In a new study by the The Financial Services Information Sharing and Analysis Center (FS-ISAC), CISOs weighed in on the most critical cyber-defense methods, frequency of cyber-preparedness reporting to their respective boards of directors as well as the current cyber chain of command within their respective financial organizations.
CISOs surveyed were split on their top priorities for securing their organizations against cyberattacks. 35 percent of CISOs surveyed said that employee training is a top priority for improving security posture in the financial sector. Infrastructure upgrades and network defense are also prioritized by 25 percent of CISOs; and breach prevention by 17 percent.
CISOs reporting into a technical function like CIO prioritize infrastructure upgrades, network defense and breach prevention. CISOs reporting into a non-technical function like the COO or the General Counsel prioritize employee training.
Frequency of reporting
While cybersecurity used to be handled in the server room, it is now a board room topic. The study found that quarterly reports to the board of directors were most common (53 percent) with some CISOs (eight percent) reporting more than four times a year or even on a monthly basis. In the era of increasing security threats and vulnerabilities, CISOs know that keeping top leadership and boards updated regularly on these security risks and effective defenses is a top priority.

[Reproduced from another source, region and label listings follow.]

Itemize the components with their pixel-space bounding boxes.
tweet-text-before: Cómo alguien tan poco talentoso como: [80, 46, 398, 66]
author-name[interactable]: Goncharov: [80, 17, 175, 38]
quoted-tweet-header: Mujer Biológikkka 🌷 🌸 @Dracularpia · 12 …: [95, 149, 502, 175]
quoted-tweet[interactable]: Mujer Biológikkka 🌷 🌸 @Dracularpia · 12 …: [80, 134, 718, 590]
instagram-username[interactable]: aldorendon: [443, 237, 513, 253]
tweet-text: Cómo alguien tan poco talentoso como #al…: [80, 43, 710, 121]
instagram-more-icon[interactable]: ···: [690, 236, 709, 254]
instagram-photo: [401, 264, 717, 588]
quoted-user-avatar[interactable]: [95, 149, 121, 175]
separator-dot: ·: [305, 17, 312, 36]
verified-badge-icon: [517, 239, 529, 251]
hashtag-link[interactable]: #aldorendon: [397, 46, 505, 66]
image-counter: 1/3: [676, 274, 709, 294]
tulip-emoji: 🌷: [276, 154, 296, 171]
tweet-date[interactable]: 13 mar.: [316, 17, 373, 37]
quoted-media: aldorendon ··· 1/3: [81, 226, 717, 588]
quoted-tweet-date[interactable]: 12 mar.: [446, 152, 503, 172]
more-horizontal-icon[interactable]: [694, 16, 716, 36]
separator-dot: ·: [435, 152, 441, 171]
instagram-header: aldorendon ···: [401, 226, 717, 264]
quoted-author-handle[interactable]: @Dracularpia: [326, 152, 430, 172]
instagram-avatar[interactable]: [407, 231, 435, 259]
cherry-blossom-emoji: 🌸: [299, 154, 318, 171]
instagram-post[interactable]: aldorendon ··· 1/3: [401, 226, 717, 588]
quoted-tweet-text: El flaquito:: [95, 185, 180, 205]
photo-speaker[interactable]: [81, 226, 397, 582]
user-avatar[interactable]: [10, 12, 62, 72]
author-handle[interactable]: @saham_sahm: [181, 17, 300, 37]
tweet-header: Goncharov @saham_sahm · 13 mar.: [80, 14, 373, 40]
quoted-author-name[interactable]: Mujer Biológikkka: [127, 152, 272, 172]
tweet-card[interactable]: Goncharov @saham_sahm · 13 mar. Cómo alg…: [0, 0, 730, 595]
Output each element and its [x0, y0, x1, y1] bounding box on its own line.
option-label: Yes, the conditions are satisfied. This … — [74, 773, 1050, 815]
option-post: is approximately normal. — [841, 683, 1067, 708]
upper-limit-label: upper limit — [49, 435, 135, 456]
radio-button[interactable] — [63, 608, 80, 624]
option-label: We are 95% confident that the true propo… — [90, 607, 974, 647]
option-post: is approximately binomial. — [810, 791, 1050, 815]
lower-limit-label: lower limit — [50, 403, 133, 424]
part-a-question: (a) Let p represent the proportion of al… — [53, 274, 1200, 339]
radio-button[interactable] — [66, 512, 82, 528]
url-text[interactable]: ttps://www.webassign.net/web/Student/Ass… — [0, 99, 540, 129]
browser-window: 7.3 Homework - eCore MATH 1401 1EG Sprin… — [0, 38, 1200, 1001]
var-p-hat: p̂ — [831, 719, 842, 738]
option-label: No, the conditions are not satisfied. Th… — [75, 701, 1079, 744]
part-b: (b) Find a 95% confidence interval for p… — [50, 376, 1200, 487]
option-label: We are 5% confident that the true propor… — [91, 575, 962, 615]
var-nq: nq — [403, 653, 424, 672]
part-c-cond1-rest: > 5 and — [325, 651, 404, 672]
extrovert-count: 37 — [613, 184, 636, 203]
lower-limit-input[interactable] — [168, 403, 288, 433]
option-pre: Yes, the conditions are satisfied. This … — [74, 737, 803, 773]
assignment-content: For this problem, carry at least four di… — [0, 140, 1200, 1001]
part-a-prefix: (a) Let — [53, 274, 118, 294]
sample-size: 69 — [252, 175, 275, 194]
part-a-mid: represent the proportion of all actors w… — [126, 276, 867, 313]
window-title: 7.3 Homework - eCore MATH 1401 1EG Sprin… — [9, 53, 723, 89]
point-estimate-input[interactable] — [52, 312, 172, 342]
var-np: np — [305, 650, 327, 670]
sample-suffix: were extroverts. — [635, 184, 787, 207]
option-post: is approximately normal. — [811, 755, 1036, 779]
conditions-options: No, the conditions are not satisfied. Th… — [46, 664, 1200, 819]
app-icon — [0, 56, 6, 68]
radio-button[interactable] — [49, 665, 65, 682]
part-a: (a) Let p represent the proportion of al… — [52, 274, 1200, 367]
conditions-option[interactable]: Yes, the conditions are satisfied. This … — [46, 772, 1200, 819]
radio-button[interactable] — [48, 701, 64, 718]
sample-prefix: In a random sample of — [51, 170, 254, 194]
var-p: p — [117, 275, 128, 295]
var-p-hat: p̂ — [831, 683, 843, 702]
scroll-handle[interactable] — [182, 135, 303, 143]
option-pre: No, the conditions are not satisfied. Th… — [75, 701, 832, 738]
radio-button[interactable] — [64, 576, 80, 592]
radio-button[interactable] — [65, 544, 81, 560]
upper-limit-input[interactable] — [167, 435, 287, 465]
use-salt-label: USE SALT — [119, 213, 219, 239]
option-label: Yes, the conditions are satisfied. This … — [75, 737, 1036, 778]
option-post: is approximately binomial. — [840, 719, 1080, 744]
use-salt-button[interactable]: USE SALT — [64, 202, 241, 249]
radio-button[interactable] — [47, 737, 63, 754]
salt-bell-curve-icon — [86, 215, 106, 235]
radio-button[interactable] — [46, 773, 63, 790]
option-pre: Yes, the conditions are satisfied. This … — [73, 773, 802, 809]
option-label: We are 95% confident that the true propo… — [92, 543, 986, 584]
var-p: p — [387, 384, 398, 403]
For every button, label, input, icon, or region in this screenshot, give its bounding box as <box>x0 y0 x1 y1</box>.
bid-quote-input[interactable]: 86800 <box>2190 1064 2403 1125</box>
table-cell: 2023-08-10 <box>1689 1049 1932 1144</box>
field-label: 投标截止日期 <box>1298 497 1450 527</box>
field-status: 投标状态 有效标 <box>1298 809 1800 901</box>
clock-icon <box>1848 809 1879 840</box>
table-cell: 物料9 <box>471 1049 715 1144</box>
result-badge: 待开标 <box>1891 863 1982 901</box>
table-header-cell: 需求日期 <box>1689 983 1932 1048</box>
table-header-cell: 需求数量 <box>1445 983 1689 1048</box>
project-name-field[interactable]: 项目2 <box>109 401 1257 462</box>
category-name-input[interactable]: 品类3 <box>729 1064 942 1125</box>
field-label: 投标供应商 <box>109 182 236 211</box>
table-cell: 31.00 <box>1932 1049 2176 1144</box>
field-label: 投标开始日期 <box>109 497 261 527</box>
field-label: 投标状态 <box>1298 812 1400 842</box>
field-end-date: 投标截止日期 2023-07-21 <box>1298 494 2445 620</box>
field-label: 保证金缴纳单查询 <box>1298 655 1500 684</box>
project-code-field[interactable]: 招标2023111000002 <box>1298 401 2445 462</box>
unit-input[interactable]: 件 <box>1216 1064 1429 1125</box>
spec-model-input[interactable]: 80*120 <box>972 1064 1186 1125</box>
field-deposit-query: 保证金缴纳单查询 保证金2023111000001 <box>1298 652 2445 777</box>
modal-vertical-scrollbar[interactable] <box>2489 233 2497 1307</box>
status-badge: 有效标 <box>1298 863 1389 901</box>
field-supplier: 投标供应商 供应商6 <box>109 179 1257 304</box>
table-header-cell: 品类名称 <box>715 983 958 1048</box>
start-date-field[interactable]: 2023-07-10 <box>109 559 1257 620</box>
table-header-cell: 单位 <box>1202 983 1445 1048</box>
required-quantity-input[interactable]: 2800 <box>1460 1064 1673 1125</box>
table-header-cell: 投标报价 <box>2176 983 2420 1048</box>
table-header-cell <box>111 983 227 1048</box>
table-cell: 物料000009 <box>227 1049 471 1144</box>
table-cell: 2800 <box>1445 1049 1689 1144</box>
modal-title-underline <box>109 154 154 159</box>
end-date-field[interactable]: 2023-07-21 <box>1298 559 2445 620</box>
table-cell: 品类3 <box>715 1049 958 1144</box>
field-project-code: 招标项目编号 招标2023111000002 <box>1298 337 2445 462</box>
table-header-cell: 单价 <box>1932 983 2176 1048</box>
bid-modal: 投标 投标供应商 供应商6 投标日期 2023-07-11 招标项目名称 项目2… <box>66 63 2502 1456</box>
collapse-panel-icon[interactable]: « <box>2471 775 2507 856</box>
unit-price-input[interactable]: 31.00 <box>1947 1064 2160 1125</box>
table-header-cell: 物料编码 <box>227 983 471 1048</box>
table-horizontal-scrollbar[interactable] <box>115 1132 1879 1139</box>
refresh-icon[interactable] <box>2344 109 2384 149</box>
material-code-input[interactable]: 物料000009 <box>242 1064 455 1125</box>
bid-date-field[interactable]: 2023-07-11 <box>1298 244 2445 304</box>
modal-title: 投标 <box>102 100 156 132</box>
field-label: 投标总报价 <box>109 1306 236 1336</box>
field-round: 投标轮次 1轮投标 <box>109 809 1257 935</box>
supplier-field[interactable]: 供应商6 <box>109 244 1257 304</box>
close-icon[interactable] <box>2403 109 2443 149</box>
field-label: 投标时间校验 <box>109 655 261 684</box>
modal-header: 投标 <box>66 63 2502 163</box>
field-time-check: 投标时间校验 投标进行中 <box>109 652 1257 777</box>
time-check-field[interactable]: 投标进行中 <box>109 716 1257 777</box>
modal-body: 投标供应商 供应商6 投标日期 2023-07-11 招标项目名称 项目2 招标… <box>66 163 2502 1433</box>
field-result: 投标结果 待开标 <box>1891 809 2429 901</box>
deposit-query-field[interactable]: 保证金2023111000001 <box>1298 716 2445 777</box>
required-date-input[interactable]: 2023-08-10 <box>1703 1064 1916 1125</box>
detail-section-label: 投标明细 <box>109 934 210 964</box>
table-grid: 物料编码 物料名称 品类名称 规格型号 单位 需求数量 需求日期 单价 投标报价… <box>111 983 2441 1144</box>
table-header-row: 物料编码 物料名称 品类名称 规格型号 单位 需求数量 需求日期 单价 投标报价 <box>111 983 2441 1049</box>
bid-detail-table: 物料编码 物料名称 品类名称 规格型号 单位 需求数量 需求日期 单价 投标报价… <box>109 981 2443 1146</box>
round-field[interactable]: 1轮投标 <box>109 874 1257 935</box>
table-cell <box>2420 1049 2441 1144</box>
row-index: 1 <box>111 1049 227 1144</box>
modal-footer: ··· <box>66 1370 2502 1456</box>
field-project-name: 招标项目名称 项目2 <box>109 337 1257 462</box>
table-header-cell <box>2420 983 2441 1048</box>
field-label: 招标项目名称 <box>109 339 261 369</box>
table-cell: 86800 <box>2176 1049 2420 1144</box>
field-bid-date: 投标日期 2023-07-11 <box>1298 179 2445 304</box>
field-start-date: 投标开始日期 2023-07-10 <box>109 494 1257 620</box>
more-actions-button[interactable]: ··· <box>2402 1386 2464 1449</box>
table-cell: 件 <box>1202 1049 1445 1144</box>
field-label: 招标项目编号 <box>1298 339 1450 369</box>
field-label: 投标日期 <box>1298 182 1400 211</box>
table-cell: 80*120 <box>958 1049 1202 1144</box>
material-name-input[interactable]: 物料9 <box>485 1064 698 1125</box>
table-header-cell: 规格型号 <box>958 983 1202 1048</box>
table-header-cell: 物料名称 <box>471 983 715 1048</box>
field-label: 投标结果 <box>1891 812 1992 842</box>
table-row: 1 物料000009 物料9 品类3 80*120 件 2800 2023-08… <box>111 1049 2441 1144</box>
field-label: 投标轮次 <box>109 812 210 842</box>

Most CISOs report to CIO, not CEO
As security has increasingly become a concern for financial institutions, the role of the CISO has been thrust into the organizational spotlight. The study found that the majority of CISOs don’t report to the CEO; the top cyber chain of command is more likely to be the CIO; followed by CRO and then COO.
Sixty-six percent of CISOs report into the CIO, CRO and COO. Only eight percent of CISOs report into the CEO. The study found that the reporting relationship did not impact frequency of reporting to the board of directors on cybersecurity.
Recommendations for 2018
Training employees should be prioritized for all CISOs, regardless of reporting structure because employees serve as the first line of defense. Employee training should include awareness about downloading and executing unknown applications on company assets, and in accordance with corporate policies and relevant regulations, and training employees on how to report suspicious emails and attachments.